Claramente que cada uma destas perspectivas
demanda outras abordagens complementares de diferentes áreas do saber, como por
exemplo, a perspectiva antropológica requer as abordagens biológica e cultural.
Assim como não podemos ignorar as abordagens físicas, matemáticas e
linguísticas. Ao colocar as perspectivas entre parênteses, não se trata de
reducionismo, mas de um mero direcionamento, respeitando e considerando a vasta
abrangência epistemológica e fenomenológica que as constitui. O que quero dizer
com isso? Que devemos considerar, em nossa análise sobre as diferentes
perspectivas da verdade, os vários aspectos, que Herman Dooyeweerd chamou de modais[5],
que compõem a realidade.
Tal análise tem como base duas premissas:
A primeira é a de que as respostas das perguntas apontadas nos pontos 1 e 2 nos
levam a Deus. E a segunda é a de que a verdade preconizada por Jesus não é um
conceito, mas uma pessoa: Ele mesmo (Evangelho segundo João 14:6). Elucidarei
sobre elas em outra oportunidade.
Não são as circunstâncias externas que nos
fazem livres. Liberdade consiste em
um indivíduo não ser escravo de si mesmo. É possível você ser livre estando
confinado a uma prisão, e estar preso em cadeias interiores (seja através da
culpa, do ressentimento, da angústia, de traumas do passado, do pecado) vivendo
em um “paraíso”. A busca frenética do ser humano por liberdade é a suma
demonstração de que ele não é livre. Pois buscamos apenas aquilo que ainda não
possuímos. Tal desespero, aliado à obsessão aos nossos instintos e desejos,
leva o ser humano a construir asas repletas de cera. Analisando e
contextualizando a segunda proposta feita pelo Tentador a Jesus, durante a
quarentena de Jesus no deserto, elucidei no livro Culto racional:
“Esta
segunda proposta é feita a nós hoje através do existencialismo, filosofia que
apregoa o “salto de fé”. Ou seja, conforme vimos, é a conduta humana que
abandona a razão e que se pauta unicamente pelos seus instintos e impulsos,
sentido de sua existência.

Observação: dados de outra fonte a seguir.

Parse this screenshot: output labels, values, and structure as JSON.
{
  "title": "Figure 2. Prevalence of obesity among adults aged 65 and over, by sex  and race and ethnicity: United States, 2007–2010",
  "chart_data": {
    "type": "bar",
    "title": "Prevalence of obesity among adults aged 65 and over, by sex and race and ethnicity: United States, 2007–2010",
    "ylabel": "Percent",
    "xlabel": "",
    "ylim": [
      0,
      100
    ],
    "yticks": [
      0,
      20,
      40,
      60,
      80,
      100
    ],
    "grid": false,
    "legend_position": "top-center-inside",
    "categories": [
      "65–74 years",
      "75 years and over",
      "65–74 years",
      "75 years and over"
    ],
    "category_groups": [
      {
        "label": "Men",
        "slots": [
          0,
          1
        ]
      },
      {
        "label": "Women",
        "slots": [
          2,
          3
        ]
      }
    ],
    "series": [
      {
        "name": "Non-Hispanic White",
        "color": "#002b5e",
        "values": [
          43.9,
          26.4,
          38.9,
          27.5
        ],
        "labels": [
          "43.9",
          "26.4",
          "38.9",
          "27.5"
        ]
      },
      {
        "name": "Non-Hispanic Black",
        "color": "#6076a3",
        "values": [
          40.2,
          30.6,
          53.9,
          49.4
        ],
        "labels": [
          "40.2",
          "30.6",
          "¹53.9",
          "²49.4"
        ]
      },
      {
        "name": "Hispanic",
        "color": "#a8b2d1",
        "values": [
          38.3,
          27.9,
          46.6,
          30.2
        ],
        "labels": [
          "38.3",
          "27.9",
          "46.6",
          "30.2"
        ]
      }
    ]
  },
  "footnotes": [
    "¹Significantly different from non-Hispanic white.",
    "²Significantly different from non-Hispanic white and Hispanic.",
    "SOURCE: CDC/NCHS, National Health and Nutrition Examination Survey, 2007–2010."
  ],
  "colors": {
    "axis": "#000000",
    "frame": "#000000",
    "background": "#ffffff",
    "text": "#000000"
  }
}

O filósofo alemão Friedrich Nietzsche
define como falsa moral ou moral escrava qualquer artifício usado
para controlar ou coibir os impulsos e instintos humanos. É a morte da
moralidade. Neste mesmo mote, o filósofo francês Jean-Paul Sartre foi o mentor
intelectual da revolução contracultura, em 1968, que apregoou o lema ‘sexo,
drogas e rock´n roll’. O que gerou o crescimento vertiginoso da sexualidade
juvenil e do consumo de drogas ilícitas.”[6]
A jornada rumo ao “sol da liberdade em
raios fúlgidos” não gera outra coisa a não ser a queda fatal. Foi o que
elucidou, há milênios, o sábio Salomão: “Há
caminhos que ao homem parecem direitos, mas no fim são caminhos de morte” (Provérbios
16:25). Não voe o voo de Ícaro!
[1] Para saber mais informações sobre
a diferença entre instinto e desejo, leia o livro Culto racional, de minha autoria.

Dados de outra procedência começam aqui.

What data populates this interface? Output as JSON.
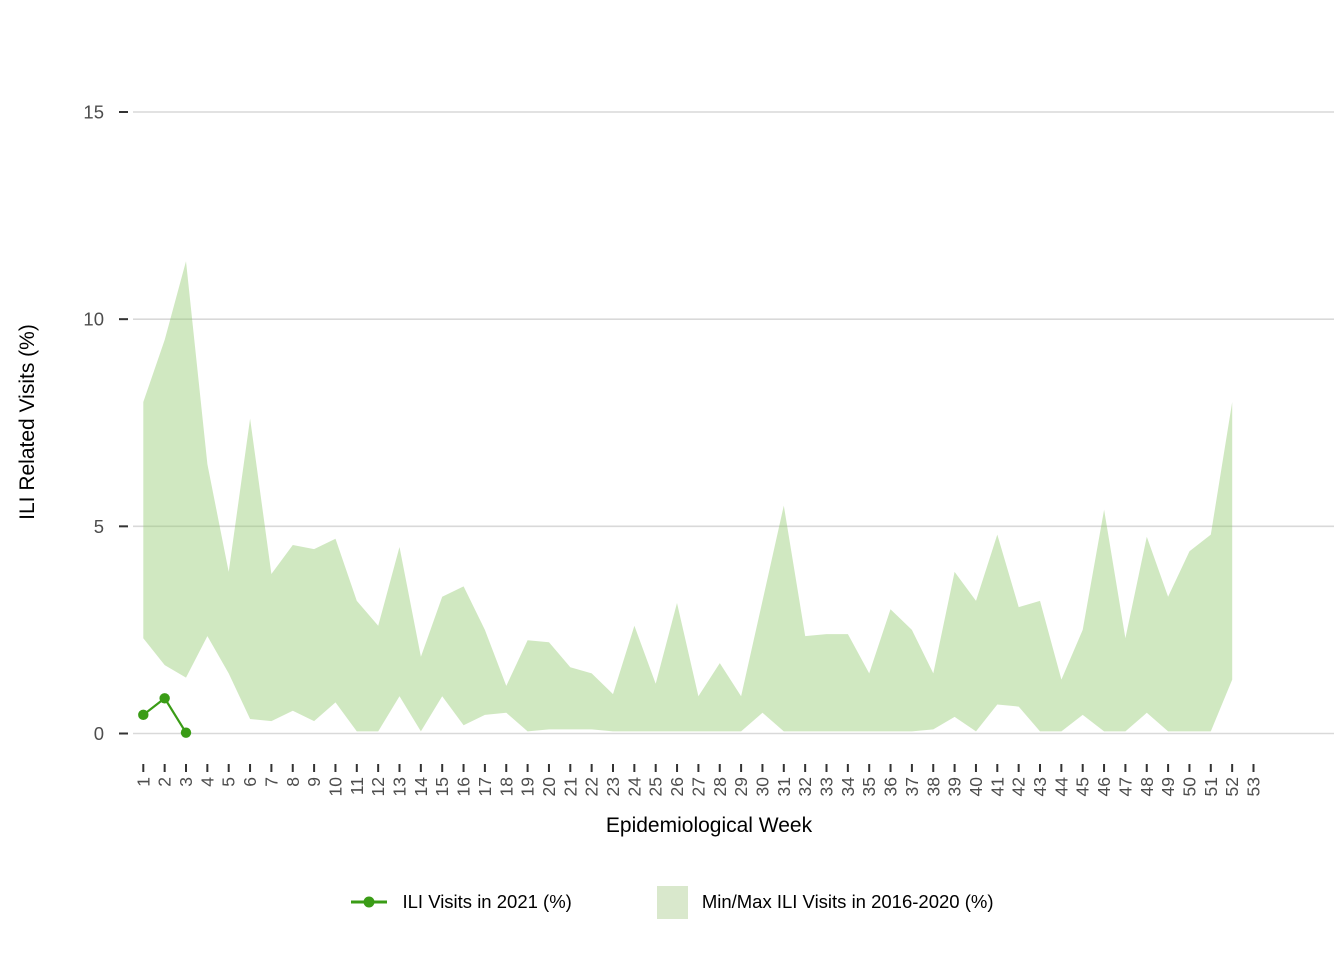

[2] NIETZSCHE, Friedrich. Genealogia do moral: uma polêmica. São
Paulo: Companhia das letras, 2009, p. 45.
[3] Para maiores detalhes, veja o
livro Cristianismo puro e simples, de C. S. Lewis.
[4] TOZER, A. W. Dia a dia com Tozer. Curitiba: Publicações Pão Diário, 2016, p.
101.
[5] DOOYEWEERD, Herman. No crepúsculo do pensamento: Estudos
sobre a pretensa autonomia do pensamento científico. São Paulo: Hagnos, 2010,
p. 53-54.
[6] VIANA, Matheus. Culto racional: A interação entre as
razões divina e humana. Ribeirão Preto: Legis Summa, 2016, p. 131.